Ryan mengangkat kasus yang melibatkan PT Hasana Damai Putra (DPG) sebagai contoh nyata tantangan hukum agraria. DPG memiliki objek properti yang sertifikat jual belinya dinyatakan sah oleh Pengadilan Negeri (PN) Bekasi pada 2014 dan telah melalui serangkaian putusan hingga PK di MA. Namun, pada 2019 muncul putusan berbeda atas objek yang sama, juga dari PN Bekasi.
“Ini menimbulkan persoalan karena terdapat dua putusan yang bertentangan pada objek yang sama.

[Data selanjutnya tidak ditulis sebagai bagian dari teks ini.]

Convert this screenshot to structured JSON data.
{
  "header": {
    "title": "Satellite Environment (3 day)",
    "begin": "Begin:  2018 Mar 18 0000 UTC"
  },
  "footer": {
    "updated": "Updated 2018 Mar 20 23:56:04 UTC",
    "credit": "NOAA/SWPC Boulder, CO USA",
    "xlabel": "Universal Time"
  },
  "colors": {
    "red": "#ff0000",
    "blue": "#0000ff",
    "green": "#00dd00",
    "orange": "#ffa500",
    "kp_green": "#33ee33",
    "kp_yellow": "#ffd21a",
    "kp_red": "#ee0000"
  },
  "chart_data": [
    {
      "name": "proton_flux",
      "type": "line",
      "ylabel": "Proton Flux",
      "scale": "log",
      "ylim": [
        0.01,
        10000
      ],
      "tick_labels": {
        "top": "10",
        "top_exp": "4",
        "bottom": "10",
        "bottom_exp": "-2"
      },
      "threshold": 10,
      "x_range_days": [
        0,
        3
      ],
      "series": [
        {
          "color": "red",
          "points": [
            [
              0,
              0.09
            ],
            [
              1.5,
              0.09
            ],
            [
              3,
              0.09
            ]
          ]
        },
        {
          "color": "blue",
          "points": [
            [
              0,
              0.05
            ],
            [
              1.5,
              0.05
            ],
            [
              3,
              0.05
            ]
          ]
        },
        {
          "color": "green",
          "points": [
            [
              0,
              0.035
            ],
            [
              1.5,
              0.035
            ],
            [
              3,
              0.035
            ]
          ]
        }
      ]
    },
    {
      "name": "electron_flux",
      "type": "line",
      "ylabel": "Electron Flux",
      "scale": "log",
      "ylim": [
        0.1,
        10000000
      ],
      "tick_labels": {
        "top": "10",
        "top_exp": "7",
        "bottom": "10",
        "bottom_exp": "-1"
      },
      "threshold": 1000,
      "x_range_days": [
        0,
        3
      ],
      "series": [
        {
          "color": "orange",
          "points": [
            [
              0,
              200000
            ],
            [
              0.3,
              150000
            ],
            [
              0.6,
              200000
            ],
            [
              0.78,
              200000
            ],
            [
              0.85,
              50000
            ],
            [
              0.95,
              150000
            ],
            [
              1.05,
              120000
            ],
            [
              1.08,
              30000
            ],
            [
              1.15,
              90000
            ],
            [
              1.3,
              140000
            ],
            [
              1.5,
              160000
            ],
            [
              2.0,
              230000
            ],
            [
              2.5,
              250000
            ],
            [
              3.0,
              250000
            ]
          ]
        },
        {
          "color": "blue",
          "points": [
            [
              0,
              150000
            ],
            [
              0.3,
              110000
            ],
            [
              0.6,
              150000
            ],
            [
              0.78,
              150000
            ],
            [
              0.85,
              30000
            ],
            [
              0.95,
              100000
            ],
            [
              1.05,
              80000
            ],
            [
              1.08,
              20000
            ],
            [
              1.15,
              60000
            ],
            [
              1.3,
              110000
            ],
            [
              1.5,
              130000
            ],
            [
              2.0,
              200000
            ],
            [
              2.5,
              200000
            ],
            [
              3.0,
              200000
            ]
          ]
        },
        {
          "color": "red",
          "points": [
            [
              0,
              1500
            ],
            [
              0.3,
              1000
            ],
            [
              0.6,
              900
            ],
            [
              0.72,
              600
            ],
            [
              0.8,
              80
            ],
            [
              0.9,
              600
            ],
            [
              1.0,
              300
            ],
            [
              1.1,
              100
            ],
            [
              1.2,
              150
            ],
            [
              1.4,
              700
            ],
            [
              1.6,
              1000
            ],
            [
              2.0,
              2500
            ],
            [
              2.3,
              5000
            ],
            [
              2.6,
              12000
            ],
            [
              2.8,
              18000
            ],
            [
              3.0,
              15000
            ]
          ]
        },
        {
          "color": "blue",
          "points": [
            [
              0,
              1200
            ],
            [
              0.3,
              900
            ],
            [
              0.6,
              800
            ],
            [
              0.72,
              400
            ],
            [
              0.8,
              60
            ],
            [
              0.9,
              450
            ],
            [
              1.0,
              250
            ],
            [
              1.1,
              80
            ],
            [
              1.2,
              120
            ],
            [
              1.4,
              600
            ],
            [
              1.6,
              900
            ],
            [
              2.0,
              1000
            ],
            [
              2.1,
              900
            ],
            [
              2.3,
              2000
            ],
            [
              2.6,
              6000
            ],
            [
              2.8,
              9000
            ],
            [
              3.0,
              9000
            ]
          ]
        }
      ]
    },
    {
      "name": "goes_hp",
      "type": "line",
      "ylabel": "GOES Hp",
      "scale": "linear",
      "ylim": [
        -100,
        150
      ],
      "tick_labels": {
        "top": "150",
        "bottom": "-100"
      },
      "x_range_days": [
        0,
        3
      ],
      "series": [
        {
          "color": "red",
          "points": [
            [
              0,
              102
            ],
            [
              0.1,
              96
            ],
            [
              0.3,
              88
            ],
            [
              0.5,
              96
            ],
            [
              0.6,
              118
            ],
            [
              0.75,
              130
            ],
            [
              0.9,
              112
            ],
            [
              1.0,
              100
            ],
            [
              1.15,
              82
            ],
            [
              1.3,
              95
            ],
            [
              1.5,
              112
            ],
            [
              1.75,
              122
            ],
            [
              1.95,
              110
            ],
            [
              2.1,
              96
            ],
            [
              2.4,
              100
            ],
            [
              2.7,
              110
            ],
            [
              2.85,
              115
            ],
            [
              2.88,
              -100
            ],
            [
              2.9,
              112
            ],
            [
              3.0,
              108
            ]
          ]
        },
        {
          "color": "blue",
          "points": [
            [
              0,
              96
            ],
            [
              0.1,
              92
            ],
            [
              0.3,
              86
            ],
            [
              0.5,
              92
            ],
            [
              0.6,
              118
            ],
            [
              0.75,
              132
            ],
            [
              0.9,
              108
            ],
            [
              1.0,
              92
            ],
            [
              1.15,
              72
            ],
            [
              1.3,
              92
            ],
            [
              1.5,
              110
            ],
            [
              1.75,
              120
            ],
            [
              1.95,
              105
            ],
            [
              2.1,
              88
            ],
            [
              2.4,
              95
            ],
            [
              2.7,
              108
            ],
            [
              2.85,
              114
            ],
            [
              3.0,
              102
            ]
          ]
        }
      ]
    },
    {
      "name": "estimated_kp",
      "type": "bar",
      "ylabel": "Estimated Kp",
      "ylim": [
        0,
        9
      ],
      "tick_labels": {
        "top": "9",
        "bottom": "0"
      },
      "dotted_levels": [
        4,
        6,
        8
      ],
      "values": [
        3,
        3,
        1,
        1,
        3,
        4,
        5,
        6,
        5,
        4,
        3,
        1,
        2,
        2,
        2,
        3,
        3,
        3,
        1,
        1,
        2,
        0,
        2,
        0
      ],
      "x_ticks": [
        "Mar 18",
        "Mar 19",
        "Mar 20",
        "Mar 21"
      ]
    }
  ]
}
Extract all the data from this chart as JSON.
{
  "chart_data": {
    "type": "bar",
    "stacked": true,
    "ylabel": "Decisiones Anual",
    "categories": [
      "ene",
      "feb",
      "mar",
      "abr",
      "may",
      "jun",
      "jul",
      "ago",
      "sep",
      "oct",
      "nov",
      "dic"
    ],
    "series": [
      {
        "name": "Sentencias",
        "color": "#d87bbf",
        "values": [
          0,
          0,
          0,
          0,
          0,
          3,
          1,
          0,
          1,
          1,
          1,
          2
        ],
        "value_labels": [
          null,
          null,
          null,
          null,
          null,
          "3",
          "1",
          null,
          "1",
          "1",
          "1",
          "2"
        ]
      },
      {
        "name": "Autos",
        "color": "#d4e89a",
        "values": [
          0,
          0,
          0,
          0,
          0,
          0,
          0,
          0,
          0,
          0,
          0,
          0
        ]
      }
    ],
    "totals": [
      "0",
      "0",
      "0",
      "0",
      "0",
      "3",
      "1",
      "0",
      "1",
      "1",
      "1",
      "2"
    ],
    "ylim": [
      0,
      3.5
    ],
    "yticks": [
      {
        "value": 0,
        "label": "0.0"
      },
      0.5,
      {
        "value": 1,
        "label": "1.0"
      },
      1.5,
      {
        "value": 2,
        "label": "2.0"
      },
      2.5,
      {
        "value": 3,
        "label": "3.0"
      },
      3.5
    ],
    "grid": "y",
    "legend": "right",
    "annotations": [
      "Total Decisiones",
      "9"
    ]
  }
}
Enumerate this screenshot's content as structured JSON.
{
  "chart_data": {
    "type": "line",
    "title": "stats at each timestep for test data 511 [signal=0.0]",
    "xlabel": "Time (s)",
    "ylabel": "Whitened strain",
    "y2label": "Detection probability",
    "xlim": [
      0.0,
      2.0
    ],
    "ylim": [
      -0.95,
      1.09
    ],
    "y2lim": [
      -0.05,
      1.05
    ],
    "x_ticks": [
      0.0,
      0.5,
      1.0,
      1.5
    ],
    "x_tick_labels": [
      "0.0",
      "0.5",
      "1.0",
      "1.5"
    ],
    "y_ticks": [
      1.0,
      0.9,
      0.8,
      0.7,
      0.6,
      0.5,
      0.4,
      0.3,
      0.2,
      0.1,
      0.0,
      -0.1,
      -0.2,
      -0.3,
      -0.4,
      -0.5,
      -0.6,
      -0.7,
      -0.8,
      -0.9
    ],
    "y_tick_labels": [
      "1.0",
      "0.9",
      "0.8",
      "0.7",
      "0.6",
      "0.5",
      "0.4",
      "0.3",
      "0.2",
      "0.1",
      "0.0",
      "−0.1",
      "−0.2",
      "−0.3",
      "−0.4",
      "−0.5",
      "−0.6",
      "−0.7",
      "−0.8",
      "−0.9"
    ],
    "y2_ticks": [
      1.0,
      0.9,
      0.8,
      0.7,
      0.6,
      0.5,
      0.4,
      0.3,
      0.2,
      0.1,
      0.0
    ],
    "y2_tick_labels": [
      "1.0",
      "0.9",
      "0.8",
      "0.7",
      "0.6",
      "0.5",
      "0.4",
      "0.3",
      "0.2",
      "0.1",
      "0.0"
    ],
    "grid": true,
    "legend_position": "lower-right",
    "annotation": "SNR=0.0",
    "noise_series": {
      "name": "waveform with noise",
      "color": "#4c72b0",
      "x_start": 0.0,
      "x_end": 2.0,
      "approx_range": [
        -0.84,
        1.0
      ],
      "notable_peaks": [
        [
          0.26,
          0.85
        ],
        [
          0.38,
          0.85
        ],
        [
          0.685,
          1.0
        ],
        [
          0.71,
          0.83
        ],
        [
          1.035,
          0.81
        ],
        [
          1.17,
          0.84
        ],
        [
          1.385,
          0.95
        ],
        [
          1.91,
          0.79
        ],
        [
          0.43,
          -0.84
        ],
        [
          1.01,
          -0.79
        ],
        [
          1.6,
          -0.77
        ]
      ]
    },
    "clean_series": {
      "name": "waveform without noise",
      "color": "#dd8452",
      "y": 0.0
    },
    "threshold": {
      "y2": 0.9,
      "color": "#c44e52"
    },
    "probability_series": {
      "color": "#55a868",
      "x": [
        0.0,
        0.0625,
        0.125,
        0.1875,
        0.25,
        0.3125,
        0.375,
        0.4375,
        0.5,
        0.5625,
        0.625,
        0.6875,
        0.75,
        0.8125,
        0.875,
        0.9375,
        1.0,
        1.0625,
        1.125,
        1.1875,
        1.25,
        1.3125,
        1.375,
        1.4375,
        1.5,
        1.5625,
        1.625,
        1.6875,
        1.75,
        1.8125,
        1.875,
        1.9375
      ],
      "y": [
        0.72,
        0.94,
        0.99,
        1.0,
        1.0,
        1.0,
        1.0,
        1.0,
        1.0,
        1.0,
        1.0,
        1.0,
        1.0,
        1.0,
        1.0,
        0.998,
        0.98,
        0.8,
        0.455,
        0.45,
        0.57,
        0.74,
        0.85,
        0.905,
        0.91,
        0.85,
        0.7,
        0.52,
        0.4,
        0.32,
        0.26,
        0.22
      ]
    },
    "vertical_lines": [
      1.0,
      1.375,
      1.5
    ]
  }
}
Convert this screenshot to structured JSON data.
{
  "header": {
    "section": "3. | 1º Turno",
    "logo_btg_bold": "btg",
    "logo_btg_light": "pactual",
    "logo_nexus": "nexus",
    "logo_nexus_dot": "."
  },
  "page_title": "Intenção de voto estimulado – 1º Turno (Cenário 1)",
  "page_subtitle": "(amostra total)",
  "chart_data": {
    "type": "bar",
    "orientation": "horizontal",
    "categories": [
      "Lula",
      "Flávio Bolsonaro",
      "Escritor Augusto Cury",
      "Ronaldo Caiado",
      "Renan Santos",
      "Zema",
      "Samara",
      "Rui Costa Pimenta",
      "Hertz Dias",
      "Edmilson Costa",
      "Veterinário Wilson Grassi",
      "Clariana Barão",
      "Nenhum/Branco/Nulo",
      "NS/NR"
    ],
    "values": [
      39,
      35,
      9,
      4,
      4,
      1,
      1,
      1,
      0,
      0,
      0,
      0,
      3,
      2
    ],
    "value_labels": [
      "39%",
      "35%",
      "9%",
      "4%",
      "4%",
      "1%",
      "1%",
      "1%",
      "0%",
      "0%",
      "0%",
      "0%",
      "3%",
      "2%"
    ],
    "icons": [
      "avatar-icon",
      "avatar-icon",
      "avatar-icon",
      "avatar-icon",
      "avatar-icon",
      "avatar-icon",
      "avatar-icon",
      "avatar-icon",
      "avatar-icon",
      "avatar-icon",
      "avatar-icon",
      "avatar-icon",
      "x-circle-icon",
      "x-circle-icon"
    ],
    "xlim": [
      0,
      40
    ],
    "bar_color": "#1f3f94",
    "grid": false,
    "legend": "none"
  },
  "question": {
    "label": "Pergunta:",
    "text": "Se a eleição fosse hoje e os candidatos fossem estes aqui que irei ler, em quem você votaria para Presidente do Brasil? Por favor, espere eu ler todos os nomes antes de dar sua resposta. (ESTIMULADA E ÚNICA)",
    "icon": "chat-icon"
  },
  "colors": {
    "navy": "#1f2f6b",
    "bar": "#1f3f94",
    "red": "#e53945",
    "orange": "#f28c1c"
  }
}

Berdasarkan Pedoman Eksekusi oleh Mahkamah Agung, eksekusi tidak dapat dilakukan dalam situasi seperti ini,” jelas Ryan, yang juga dosen di Universitas Podomoro.
Meskipun PK terkait kasus ini masih berlangsung di MA, PN Bekasi telah dua kali mengirimkan surat eksekusi untuk objek properti tersebut. Hal ini dinilai Ryan sebagai langkah yang berisiko menimbulkan ketidakpastian hukum dan kerugian bagi para pihak.
PT. Hasana Damai Putra, menurut Ryan, telah berupaya mematuhi prinsip Good Corporate Governance (GCG) dengan menerapkan transparansi, akuntabilitas, dan profesionalitas dalam menangani kasus ini. “Perusahaan telah menunjukkan komitmen melindungi hak konsumen dan stakeholders lain dengan tetap mematuhi hukum yang berlaku,” katanya.
Ryan juga mengingatkan bahwa konflik agraria yang disebabkan oleh mal-administrasi pendaftaran tanah harus menjadi perhatian serius. “Ke depan, saya berharap tidak ada lagi kekeliruan dalam pendaftaran tanah. Semua pihak perlu menghormati proses hukum dan menunggu hasil keputusan dari MA,” pungkasnya.
Kasus ini menjadi pengingat pentingnya penghormatan terhadap proses hukum yang berlaku demi menjaga keadilan dan kepastian hukum, terutama dalam sengketa agraria yang melibatkan banyak kepentingan.